You can say that again, but how often have you come across a Russian e-girl who uses proper Russian? It's too sad they (not only girls, of course) are maiming the language so much these days that good Russian is beginning to be regarded as something of an oddity. People often tell me they think I'm kidding when I use proper Russian and am dead serious. More's the pity, my friend, so yes, let's encourage folks outside Russia to speak the language as it should be spoken!


----------



## Natalisha

Garbuz said:


> Hope you don't think I'm butting in but this phrase - 'Как там твой / твоя?" sounds like two low-class characters are gossiping about their mates.

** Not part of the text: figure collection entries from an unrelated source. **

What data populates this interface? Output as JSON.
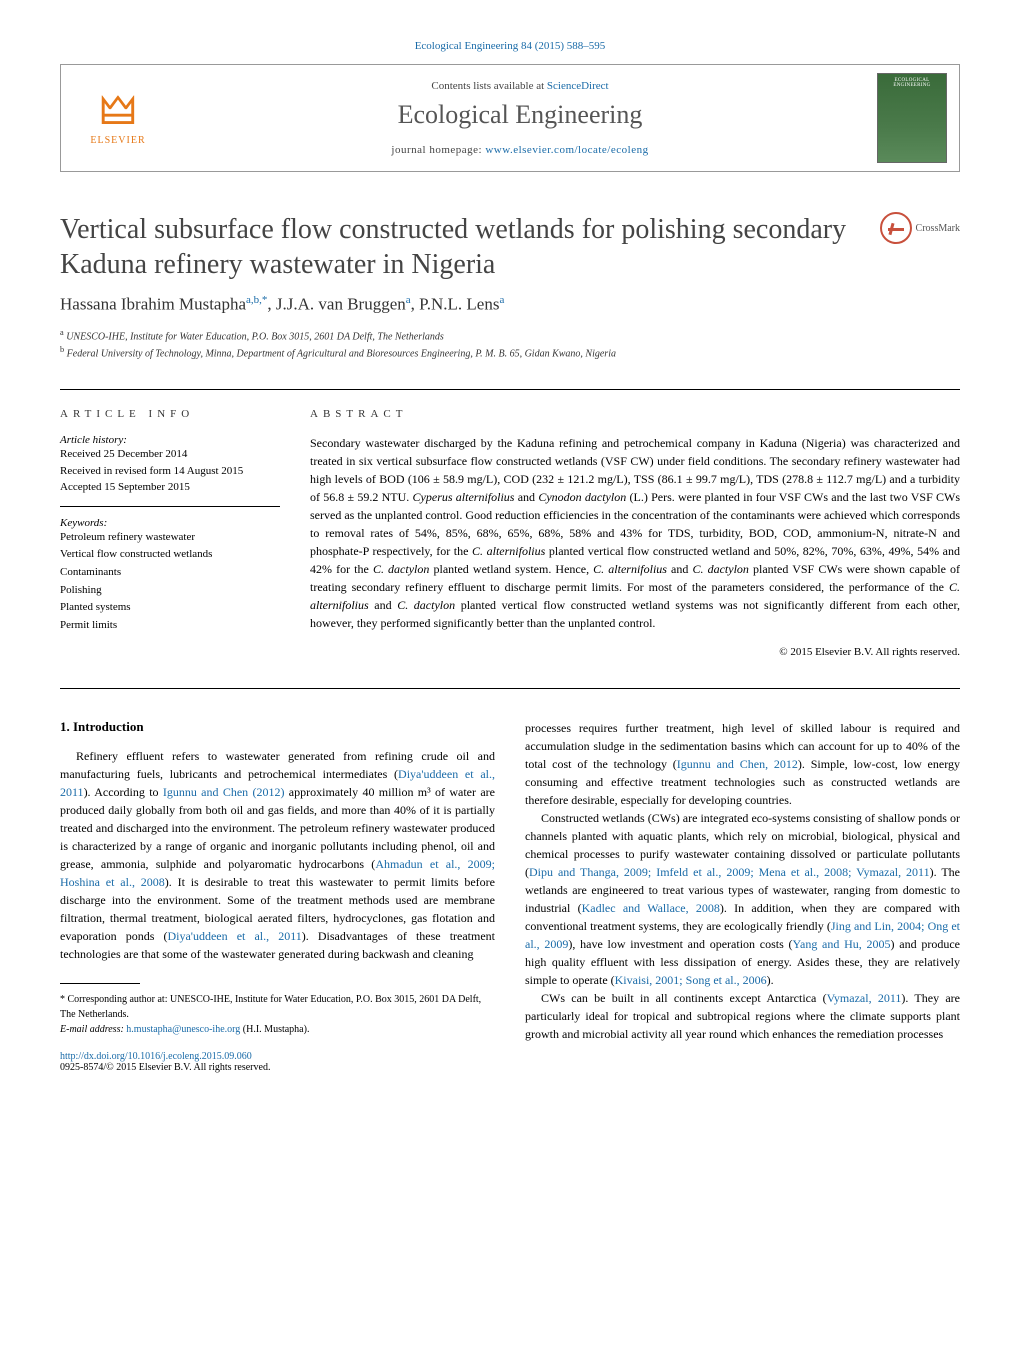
{
  "journal_ref": {
    "name": "Ecological Engineering",
    "vol_pages": "84 (2015) 588–595"
  },
  "header": {
    "contents_prefix": "Contents lists available at ",
    "contents_link": "ScienceDirect",
    "journal_name": "Ecological Engineering",
    "homepage_prefix": "journal homepage: ",
    "homepage_url": "www.elsevier.com/locate/ecoleng",
    "publisher": "ELSEVIER"
  },
  "title": "Vertical subsurface flow constructed wetlands for polishing secondary Kaduna refinery wastewater in Nigeria",
  "crossmark": "CrossMark",
  "authors_html": "Hassana Ibrahim Mustapha<sup>a,b,*</sup>, J.J.A. van Bruggen<sup>a</sup>, P.N.L. Lens<sup>a</sup>",
  "affiliations": {
    "a": "UNESCO-IHE, Institute for Water Education, P.O. Box 3015, 2601 DA Delft, The Netherlands",
    "b": "Federal University of Technology, Minna, Department of Agricultural and Bioresources Engineering, P. M. B. 65, Gidan Kwano, Nigeria"
  },
  "article_info": {
    "heading": "ARTICLE INFO",
    "history_label": "Article history:",
    "history": [
      "Received 25 December 2014",
      "Received in revised form 14 August 2015",
      "Accepted 15 September 2015"
    ],
    "keywords_label": "Keywords:",
    "keywords": [
      "Petroleum refinery wastewater",
      "Vertical flow constructed wetlands",
      "Contaminants",
      "Polishing",
      "Planted systems",
      "Permit limits"
    ]
  },
  "abstract": {
    "heading": "ABSTRACT",
    "text": "Secondary wastewater discharged by the Kaduna refining and petrochemical company in Kaduna (Nigeria) was characterized and treated in six vertical subsurface flow constructed wetlands (VSF CW) under field conditions. The secondary refinery wastewater had high levels of BOD (106 ± 58.9 mg/L), COD (232 ± 121.2 mg/L), TSS (86.1 ± 99.7 mg/L), TDS (278.8 ± 112.7 mg/L) and a turbidity of 56.8 ± 59.2 NTU. Cyperus alternifolius and Cynodon dactylon (L.) Pers. were planted in four VSF CWs and the last two VSF CWs served as the unplanted control. Good reduction efficiencies in the concentration of the contaminants were achieved which corresponds to removal rates of 54%, 85%, 68%, 65%, 68%, 58% and 43% for TDS, turbidity, BOD, COD, ammonium-N, nitrate-N and phosphate-P respectively, for the C. alternifolius planted vertical flow constructed wetland and 50%, 82%, 70%, 63%, 49%, 54% and 42% for the C. dactylon planted wetland system. Hence, C. alternifolius and C. dactylon planted VSF CWs were shown capable of treating secondary refinery effluent to discharge permit limits. For most of the parameters considered, the performance of the C. alternifolius and C. dactylon planted vertical flow constructed wetland systems was not significantly different from each other, however, they performed significantly better than the unplanted control.",
    "copyright": "© 2015 Elsevier B.V. All rights reserved."
  },
  "introduction": {
    "heading": "1. Introduction",
    "p1_pre": "Refinery effluent refers to wastewater generated from refining crude oil and manufacturing fuels, lubricants and petrochemical intermediates (",
    "p1_c1": "Diya'uddeen et al., 2011",
    "p1_mid1": "). According to ",
    "p1_c2": "Igunnu and Chen (2012)",
    "p1_mid2": " approximately 40 million m³ of water are produced daily globally from both oil and gas fields, and more than 40% of it is partially treated and discharged into the environment. The petroleum refinery wastewater produced is characterized by a range of organic and inorganic pollutants including phenol, oil and grease, ammonia, sulphide and polyaromatic hydrocarbons (",
    "p1_c3": "Ahmadun et al., 2009; Hoshina et al., 2008",
    "p1_mid3": "). It is desirable to treat this wastewater to permit limits before discharge into the environment. Some of the treatment methods used are membrane filtration, thermal treatment, biological aerated filters, hydrocyclones, gas flotation and evaporation ponds (",
    "p1_c4": "Diya'uddeen et al., 2011",
    "p1_post": "). Disadvantages of these treatment technologies are that some of the wastewater generated during backwash and cleaning",
    "p2_pre": "processes requires further treatment, high level of skilled labour is required and accumulation sludge in the sedimentation basins which can account for up to 40% of the total cost of the technology (",
    "p2_c1": "Igunnu and Chen, 2012",
    "p2_post": "). Simple, low-cost, low energy consuming and effective treatment technologies such as constructed wetlands are therefore desirable, especially for developing countries.",
    "p3_pre": "Constructed wetlands (CWs) are integrated eco-systems consisting of shallow ponds or channels planted with aquatic plants, which rely on microbial, biological, physical and chemical processes to purify wastewater containing dissolved or particulate pollutants (",
    "p3_c1": "Dipu and Thanga, 2009; Imfeld et al., 2009; Mena et al., 2008; Vymazal, 2011",
    "p3_mid1": "). The wetlands are engineered to treat various types of wastewater, ranging from domestic to industrial (",
    "p3_c2": "Kadlec and Wallace, 2008",
    "p3_mid2": "). In addition, when they are compared with conventional treatment systems, they are ecologically friendly (",
    "p3_c3": "Jing and Lin, 2004; Ong et al., 2009",
    "p3_mid3": "), have low investment and operation costs (",
    "p3_c4": "Yang and Hu, 2005",
    "p3_mid4": ") and produce high quality effluent with less dissipation of energy. Asides these, they are relatively simple to operate (",
    "p3_c5": "Kivaisi, 2001; Song et al., 2006",
    "p3_post": ").",
    "p4_pre": "CWs can be built in all continents except Antarctica (",
    "p4_c1": "Vymazal, 2011",
    "p4_post": "). They are particularly ideal for tropical and subtropical regions where the climate supports plant growth and microbial activity all year round which enhances the remediation processes"
  },
  "footnote": {
    "corresp": "* Corresponding author at: UNESCO-IHE, Institute for Water Education, P.O. Box 3015, 2601 DA Delft, The Netherlands.",
    "email_label": "E-mail address: ",
    "email": "h.mustapha@unesco-ihe.org",
    "email_suffix": " (H.I. Mustapha)."
  },
  "doi": {
    "url": "http://dx.doi.org/10.1016/j.ecoleng.2015.09.060",
    "issn_line": "0925-8574/© 2015 Elsevier B.V. All rights reserved."
  },
  "colors": {
    "link": "#1a6ba8",
    "elsevier_orange": "#e67817",
    "text": "#000000",
    "muted": "#555555"
  }
}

Sometimes people start asking the question ('Как там твой......') and suddenly realize that they don't remember the name.


----------



## morzh

- Как там твой......хахель?
- Да, дышит, козлик.


----------



## ddpp

Van Veen said:


> You can say that again, but how often have you come across a Russian e-girl who uses proper Russian? It's too sad they (not only girls, of course) are maiming the language so much these days that good Russian is beginning to be regarded as something of an oddity. People often tell me they think I'm kidding when I use proper Russian and am dead serious. More's the pity, my friend, so yes, let's encourage folks outside Russia to speak the language as it should be spoken!



I agree! 


By the way, thanks everybody!


----------